In a recent Southern California lawsuit, Sedlock vs. Baird, the relationship between yoga and religion took center stage as parents fought to keep yoga in public schools.
A mother and father were uncomfortable with their child coming home from school knowing Sanskrit names for asanas; they were unsettled by the idea of sun salutations and the potential connection to spirit.
In response to the lawsuit that ensued, hundreds of Encinitas (coastal beach city in San Diego county, California) families came together to advocate for yoga to stay in their public schools.
On July 1, the decision was made to keep yoga in public schools; a decision that stated yoga does not endorse or inhibit religion.
On one hand, I am delighted that yoga was kept in American public schools, primarily because of how needed it is in the lives of children. On the other hand, I am concerned about the need to sever yoga from all signs of coming from South Asia so as to fully integrate into American society. The successful defense team rested their argument on the assertion that yoga is now more American than it is Indian, a practice “as secular as aerobics.” Towards keeping yoga in their schools, “possibly religious” elements of the yoga offerings were stripped away by school workers, including any reference to Sanskrit.
It is important to take time to begin to tease out nuances here, around the relationship of yoga to religion, because this legal language is now codified and will be relied upon as precedent for the entire future trajectory of yoga in America.
What are the assumptions underlying the statement that yoga is now more American than it is Indian? That to be Indian tends towards the religious, or is more tied to spirituality? That yoga, in the sliver of time that it has existed in America, could be severed from the culture that created and sustained it for at least 4000 years?
Many of us have lived the experience of being both Indian and American and exemplify the way that yoga can be both. Growing up in an open minded, progressive Hindu household, I was consistently taught that Hinduism was expansive enough to allow for all religions to be respected, imbued with enough wisdom to exist as polytheistic and monotheistic. Therefore, no choice had to be made between being Hindu and being anything else.
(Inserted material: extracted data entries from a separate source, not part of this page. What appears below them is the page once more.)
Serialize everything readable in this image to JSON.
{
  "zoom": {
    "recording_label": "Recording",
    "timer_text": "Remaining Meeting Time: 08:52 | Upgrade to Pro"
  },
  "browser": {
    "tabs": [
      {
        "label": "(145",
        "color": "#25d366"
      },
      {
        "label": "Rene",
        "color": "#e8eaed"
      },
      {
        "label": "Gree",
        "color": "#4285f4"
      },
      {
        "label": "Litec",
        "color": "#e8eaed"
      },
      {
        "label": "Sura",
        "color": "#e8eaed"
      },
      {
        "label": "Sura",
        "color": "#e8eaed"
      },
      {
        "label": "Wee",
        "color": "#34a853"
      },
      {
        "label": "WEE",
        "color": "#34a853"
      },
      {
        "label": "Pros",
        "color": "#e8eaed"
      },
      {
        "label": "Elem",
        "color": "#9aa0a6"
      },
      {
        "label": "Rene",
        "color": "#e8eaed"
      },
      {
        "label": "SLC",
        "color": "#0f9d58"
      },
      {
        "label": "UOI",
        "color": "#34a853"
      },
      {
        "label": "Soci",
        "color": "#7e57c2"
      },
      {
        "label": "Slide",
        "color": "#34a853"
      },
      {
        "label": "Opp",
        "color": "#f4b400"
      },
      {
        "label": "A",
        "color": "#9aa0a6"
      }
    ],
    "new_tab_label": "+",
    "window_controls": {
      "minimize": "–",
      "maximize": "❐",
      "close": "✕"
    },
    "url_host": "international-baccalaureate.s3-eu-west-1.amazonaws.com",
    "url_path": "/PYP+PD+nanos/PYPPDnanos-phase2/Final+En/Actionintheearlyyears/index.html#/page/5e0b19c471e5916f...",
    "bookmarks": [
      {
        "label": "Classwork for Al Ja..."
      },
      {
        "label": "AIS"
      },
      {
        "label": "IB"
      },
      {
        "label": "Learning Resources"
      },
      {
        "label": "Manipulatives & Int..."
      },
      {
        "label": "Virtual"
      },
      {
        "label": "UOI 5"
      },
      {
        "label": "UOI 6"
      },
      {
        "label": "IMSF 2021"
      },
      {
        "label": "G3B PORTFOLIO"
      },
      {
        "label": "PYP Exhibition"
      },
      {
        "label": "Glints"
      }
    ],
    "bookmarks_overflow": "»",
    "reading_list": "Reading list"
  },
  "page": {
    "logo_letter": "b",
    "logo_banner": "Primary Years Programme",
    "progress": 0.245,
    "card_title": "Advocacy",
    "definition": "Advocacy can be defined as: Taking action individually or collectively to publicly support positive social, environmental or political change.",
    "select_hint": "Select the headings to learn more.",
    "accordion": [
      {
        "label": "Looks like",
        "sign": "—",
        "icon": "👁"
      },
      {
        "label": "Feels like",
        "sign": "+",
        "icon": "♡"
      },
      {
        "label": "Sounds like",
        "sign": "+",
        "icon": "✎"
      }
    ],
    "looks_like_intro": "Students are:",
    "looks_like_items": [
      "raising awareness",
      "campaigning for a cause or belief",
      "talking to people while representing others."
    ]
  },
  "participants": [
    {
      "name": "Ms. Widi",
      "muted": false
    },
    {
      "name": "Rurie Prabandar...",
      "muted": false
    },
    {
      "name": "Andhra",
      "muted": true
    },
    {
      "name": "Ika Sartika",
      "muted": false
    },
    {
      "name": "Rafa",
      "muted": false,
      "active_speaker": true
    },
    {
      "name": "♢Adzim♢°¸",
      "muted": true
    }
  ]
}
This is a drastically different religious and spiritual ideology than many Christians are used to.
Christianity, which generally draws clear lines around inclusion and exclusion, is responsible for shaping the American idea of religion. The fact is, relationships between yoga, religion, and spirituality are complex, and certainly not able to be reduced to a “Yes, yoga is religious,” or “No, yoga is not religious,” stance.
It is unfortunate that the race to protect the existence of yoga in American public schools created the need for an argument that requires a severing of cultural ties in exchange for integration. To a large extent, America has always required a severing of cultural ties in exchange for being American.
Think of the flood of European immigrants severing cultural ties for blanket constructions of American whiteness. Perhaps the forced abandonment of home propels this same population, generations later, to continuously run to yoga and India as a kind of home for spirit, mind and body. In the running to India, it is not a stretch to assume that the dysfunction would continue, that those oppressed would then oppress.
It makes sense that the American practice that required origins to be stifled even as bodies were used (the whitewashing at Ellis Island, the blackwashing at Southern plantations) is being enacted now with yoga as a body, not a human body but a body of cultural and theological production.
It is so poignant, the way many white and black practitioners of yoga adopt an Indian identity, often in stark brown face. Poignant and delicate, because adopting a new home before coming to terms with one’s home of origin is an adaptation or appropriation fraught with fear. Fear breeds violence. Arguably, the association of India with cosmic spirituality and new-agey religious practices is mainly an unfortunate by-product of spiritual tourism, a new kind of occupation. Occupation, like all forms of violence, operates on extremes, swerving between two polar opposites of love and hate.
Love yoga, but hate South Asians; we cannot run from the extent to which this is the moment in time we are in as Americans. We practice asanas and launch drones into Pakistan. We fuel a high end yoga fashion industry, loving our Lululemon and supporting the exponential continuation of Triangle Factory style disasters in Bangladesh. We love the one Indian doctor on our favorite hospital show, while hate crimes and shootings continue on Hindu temples, Patel Brothers grocery stores and South Asian cab drivers. We idolize spiritual South Asians like Deepak Chopra, but effectively weed out all but the most right wing South Asian elected officials.
But the science of yoga was created with balance in mind, to help humans be unswayed by tides of these types of extremes, balanced in the fray of life.
Yoga is South Asian and American, and serves so well as a nation builder in America and the world over, precisely because it creates and strengthens universality from the inside out.
When the integration engendered by yoga is not reflected externally by the integration of South Asians in the definition of American, there is a disservice being done to yoga and all who do it, period. I am thrilled that the court allowed yoga to remain in public schools in Encinitas, that is good precedent for the rest of the country. Also, I hope yoga can re-ground in its cultural roots as it becomes more American, and I aim for all people to have access to yoga that is inclusive.